Olivia Lewis knew she wanted to change her career path from the food and beverage business to the customer care industry.
The Augusta resident, who had previously spent a year preparing food at Wild Wing Cafe, felt she first needed to brush up on skills before she could achieve her goal.
In October, Lewis turned to a new Augusta Metro Chamber of Commerce-sponsored training program offered at Augusta Technical College for guidance.
The 2½-week program is focused on providing participants with training in a multitude of call center situations, such as working with multiple computer screens, dealing with unhappy customers and fielding calls simultaneously.

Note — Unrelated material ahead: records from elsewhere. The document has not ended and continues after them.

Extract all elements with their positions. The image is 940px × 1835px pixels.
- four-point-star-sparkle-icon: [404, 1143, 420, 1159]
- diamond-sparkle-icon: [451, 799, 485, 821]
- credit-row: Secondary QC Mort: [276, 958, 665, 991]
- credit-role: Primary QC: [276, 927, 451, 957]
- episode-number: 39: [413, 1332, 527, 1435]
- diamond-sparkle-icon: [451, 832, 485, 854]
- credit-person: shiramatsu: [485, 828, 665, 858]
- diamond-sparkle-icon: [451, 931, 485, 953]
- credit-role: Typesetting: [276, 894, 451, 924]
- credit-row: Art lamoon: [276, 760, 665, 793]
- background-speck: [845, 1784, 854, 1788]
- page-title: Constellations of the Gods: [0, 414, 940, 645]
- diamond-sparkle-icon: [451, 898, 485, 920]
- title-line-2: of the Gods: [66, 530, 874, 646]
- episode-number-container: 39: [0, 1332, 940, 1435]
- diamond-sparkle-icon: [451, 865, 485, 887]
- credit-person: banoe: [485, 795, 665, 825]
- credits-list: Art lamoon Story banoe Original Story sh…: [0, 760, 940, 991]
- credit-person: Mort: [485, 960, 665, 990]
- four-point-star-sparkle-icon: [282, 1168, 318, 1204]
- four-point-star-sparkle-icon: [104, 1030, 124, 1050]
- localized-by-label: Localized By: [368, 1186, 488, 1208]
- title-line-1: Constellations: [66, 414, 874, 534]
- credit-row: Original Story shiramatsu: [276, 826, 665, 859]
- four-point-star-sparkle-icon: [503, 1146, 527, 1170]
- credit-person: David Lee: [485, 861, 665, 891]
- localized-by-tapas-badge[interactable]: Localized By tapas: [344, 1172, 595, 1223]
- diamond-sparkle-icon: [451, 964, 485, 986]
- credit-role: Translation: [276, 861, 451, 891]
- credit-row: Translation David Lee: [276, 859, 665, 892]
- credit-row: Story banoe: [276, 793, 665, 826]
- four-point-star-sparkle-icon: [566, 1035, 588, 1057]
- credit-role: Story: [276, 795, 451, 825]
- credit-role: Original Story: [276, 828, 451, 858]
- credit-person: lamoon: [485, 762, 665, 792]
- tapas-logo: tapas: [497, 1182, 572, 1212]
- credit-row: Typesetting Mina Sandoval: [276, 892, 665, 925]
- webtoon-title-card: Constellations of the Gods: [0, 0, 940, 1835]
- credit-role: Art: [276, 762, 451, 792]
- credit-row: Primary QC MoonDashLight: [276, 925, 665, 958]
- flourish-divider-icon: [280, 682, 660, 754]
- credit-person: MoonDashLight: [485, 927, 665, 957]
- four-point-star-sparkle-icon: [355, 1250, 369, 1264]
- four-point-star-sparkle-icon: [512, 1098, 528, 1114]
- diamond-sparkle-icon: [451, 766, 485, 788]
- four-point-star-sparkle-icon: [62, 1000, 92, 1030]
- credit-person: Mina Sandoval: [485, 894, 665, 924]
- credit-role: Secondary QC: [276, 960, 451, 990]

“It really helped to expand my knowledge and skills dealing with customers,” Lewis said. “We can never learn too much.”
The experience not only helped Lewis better interact with customers but also gave her job interview tips, she said.
After the course concluded, it took Lewis just a week to find work locally as a Sprint collection agent at Convergent Resources on Stevens Creek Road.
The chamber’s Customer Care Center Council (4C) started the program in the autumn, which is made up in part by several local service companies like T-Mobile, ADP, Sitel, Knology and SCANA, as a way to expand employment opportunities in the customer care field.
“We want to make sure these businesses are having all their needs met,” said Augusta chamber President Sue Parr, noting the area’s abundant workforce in the customer care sector.
While just five students in the pilot program, four had taken jobs with Convergent Resources, said Spherion Staffing President Angela Swarts.
Swarts said she hasn’t heard of other state chambers with training programs specifically tailored for the customer care industry.
The program is integral to preparing entry-level employees for the challenges they face when entering a call center setting, Swarts said.
“It’s unlike any environment you can work in,” she said.
The 65-hour program will be offered at Augusta Tech several times throughout the year, said the college’s vice president of economic development, Lisa Palmer.
A handful of participants have signed up for the next course, running from Monday through Feb. 13, she said.
Companies like ADP and Spherion have shown their support for the program by providing funding for some students, Palmer said.
Students receive classroom training but also will visit local call centers and get a networking opportunity at the end of the session.
“It’s basically a private job fair just for them,” she said.